Quem sabe, o serviço de alto-falante ‘Bocão’ e a Rádio Nova Onda em breve poderão anunciar em várias línguas: “Aqui começa o Brasil sábio, profundo e generoso, que abraça sua identidade pluricultural e se reconhece nos Ticuna, nos Kokama, nos Kambeba e nos Kaixana”. Quem sabe?
P.S.1 – Passei as duas últimas semanas em Benjamin Constant, ministrando aulas no Curso de Licenciatura Indígena, na aldeia Filadélfia. Agradeço as dicas de Necy Souza, casada com Edmar Cauamare, neto de dona Alexandrina, bem como as informações dos kokama Avelino Januário, Francisco Samias, Lúcia, Leonel, Orlanda Salvador e dos ticunas Paulo Mendes e Odiléa Carneiro Januária.

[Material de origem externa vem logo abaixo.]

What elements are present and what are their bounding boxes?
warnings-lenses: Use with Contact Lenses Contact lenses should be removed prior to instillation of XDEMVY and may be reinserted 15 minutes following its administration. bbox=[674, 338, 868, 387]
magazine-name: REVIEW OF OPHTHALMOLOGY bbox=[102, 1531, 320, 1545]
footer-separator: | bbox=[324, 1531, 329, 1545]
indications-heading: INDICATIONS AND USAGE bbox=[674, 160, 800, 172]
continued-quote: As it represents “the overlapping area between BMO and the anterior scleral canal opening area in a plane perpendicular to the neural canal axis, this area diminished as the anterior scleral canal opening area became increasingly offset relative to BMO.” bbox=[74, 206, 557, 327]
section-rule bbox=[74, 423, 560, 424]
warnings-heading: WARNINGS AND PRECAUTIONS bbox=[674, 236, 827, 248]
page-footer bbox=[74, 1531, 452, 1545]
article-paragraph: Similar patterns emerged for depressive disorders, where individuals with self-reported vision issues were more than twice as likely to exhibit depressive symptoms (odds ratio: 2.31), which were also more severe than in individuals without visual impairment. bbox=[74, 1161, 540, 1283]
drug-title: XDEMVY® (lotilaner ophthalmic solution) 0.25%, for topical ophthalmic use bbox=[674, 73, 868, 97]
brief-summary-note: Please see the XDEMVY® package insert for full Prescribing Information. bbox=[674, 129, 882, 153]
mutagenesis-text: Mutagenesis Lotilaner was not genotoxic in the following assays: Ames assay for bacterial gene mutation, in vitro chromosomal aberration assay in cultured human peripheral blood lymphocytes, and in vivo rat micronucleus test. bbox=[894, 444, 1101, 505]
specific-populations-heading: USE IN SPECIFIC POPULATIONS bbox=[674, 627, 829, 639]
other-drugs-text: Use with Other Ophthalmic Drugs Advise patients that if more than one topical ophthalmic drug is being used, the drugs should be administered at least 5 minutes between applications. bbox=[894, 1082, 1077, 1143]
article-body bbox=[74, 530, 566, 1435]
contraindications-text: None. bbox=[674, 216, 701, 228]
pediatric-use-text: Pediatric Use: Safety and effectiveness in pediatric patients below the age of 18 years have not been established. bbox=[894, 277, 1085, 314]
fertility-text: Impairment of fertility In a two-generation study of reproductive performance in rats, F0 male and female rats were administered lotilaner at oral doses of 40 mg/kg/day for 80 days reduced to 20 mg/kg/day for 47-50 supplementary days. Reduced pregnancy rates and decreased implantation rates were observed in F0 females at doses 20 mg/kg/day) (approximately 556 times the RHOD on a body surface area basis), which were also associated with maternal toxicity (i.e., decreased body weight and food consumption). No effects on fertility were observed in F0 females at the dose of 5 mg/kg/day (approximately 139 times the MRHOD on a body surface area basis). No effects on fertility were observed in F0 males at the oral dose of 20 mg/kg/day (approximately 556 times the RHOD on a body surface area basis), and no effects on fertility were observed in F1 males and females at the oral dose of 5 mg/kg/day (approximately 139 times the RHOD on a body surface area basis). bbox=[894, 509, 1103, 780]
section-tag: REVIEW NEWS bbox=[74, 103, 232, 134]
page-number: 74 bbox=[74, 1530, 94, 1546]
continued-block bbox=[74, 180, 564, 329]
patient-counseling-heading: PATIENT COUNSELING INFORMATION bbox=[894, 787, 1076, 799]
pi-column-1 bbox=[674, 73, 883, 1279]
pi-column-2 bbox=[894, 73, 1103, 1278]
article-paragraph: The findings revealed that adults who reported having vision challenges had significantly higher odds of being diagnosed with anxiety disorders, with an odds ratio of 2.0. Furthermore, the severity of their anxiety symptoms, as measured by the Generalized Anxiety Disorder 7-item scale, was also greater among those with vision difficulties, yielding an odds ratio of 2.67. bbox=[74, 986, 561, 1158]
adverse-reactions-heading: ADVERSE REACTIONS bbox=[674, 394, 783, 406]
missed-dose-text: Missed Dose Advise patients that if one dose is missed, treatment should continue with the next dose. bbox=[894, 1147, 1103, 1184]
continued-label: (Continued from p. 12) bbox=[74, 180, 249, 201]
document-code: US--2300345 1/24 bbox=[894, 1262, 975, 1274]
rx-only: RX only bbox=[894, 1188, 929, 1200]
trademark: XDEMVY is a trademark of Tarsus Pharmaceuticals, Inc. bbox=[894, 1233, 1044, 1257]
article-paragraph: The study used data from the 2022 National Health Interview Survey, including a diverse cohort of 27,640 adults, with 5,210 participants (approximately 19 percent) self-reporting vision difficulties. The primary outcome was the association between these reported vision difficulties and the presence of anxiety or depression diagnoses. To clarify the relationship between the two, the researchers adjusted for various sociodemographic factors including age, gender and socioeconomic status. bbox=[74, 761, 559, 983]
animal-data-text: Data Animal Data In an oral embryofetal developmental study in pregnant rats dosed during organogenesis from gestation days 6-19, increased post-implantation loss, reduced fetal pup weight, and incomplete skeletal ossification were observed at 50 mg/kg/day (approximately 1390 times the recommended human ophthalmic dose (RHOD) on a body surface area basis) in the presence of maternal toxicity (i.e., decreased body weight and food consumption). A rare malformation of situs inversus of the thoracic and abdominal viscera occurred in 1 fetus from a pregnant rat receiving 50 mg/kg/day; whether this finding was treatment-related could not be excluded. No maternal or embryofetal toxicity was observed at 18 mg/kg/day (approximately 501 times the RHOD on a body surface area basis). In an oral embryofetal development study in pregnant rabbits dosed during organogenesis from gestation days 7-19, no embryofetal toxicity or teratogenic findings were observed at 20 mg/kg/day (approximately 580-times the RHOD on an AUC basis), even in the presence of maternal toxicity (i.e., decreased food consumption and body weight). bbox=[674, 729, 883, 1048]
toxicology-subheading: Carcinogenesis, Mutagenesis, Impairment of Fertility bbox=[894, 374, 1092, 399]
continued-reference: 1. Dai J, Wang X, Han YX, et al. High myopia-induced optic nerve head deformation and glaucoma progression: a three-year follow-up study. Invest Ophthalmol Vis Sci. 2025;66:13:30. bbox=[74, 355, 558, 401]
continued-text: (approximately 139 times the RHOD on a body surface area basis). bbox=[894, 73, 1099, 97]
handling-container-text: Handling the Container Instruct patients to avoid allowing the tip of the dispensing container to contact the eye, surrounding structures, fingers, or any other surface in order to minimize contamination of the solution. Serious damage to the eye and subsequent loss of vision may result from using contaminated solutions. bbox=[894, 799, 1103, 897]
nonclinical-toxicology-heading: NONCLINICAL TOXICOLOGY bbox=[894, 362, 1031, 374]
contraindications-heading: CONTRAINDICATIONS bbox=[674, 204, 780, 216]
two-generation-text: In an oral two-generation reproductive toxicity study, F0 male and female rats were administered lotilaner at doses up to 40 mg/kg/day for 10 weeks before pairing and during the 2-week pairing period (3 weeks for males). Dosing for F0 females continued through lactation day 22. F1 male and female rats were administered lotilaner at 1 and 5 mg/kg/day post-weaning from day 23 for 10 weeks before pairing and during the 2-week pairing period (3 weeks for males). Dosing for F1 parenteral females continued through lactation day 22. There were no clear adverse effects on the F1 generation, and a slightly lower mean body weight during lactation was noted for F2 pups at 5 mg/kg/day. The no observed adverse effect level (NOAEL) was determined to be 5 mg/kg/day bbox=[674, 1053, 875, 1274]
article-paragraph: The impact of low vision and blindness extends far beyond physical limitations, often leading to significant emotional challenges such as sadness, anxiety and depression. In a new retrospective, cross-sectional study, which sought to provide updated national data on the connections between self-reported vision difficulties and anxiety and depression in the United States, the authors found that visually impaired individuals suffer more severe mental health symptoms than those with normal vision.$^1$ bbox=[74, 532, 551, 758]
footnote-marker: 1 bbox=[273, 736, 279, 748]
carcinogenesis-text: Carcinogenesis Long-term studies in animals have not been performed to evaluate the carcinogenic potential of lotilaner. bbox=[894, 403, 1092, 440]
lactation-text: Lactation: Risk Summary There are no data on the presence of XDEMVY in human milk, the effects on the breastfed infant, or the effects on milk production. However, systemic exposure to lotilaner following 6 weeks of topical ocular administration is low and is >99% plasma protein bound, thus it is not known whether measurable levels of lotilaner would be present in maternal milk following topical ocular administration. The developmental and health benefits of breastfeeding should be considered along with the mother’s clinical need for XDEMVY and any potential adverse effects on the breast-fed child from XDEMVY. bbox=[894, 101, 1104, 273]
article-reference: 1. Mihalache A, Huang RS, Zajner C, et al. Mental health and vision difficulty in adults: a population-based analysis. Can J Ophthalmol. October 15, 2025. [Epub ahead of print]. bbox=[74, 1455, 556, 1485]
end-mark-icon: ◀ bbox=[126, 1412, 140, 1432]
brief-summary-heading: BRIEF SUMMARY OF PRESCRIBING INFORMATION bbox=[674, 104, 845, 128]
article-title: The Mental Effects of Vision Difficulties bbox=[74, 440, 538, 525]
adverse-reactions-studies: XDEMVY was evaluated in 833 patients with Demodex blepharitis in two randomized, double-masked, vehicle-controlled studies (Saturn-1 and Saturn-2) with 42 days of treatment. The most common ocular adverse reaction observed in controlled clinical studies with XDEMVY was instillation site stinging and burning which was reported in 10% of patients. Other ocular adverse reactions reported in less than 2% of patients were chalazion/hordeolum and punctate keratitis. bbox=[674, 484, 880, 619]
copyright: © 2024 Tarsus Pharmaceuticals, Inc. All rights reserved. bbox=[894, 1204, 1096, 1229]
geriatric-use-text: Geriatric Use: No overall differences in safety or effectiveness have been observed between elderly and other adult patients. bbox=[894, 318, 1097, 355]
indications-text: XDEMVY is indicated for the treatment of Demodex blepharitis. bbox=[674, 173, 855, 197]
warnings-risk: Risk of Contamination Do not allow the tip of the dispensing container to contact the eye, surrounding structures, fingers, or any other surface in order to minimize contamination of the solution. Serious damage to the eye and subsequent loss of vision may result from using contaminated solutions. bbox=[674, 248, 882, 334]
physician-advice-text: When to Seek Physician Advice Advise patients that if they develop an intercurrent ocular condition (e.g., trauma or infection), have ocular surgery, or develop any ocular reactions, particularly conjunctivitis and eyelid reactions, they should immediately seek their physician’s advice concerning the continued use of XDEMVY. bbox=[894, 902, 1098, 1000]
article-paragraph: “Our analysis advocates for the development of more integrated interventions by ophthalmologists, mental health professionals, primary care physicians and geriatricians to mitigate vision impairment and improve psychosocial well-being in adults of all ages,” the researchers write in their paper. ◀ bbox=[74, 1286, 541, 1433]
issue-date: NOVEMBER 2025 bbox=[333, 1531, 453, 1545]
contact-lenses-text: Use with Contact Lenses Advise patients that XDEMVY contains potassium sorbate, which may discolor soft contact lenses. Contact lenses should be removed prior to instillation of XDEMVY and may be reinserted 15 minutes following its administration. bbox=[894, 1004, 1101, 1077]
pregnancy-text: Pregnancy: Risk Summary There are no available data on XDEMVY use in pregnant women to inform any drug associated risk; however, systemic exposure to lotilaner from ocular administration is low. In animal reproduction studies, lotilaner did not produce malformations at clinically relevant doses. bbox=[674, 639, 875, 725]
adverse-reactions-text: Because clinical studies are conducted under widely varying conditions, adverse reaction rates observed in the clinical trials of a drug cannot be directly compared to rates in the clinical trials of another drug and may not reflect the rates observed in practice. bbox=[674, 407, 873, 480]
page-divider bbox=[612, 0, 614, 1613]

P.S.2 – O Governo do Amazonas pagou no final do ano passado R$ 18 milhões à empresa Pampulha por obras e serviços de infra-estrutura e urbanização no sistema viário de municípios do Alto Solimões. As obras são “fantasmas”, não foram realizadas. As cidades estão abandonadas. De protesto, um carro circulava em Tabatinga com a frase: “Tabatinga, com lama ou sem lama, nós te ama”.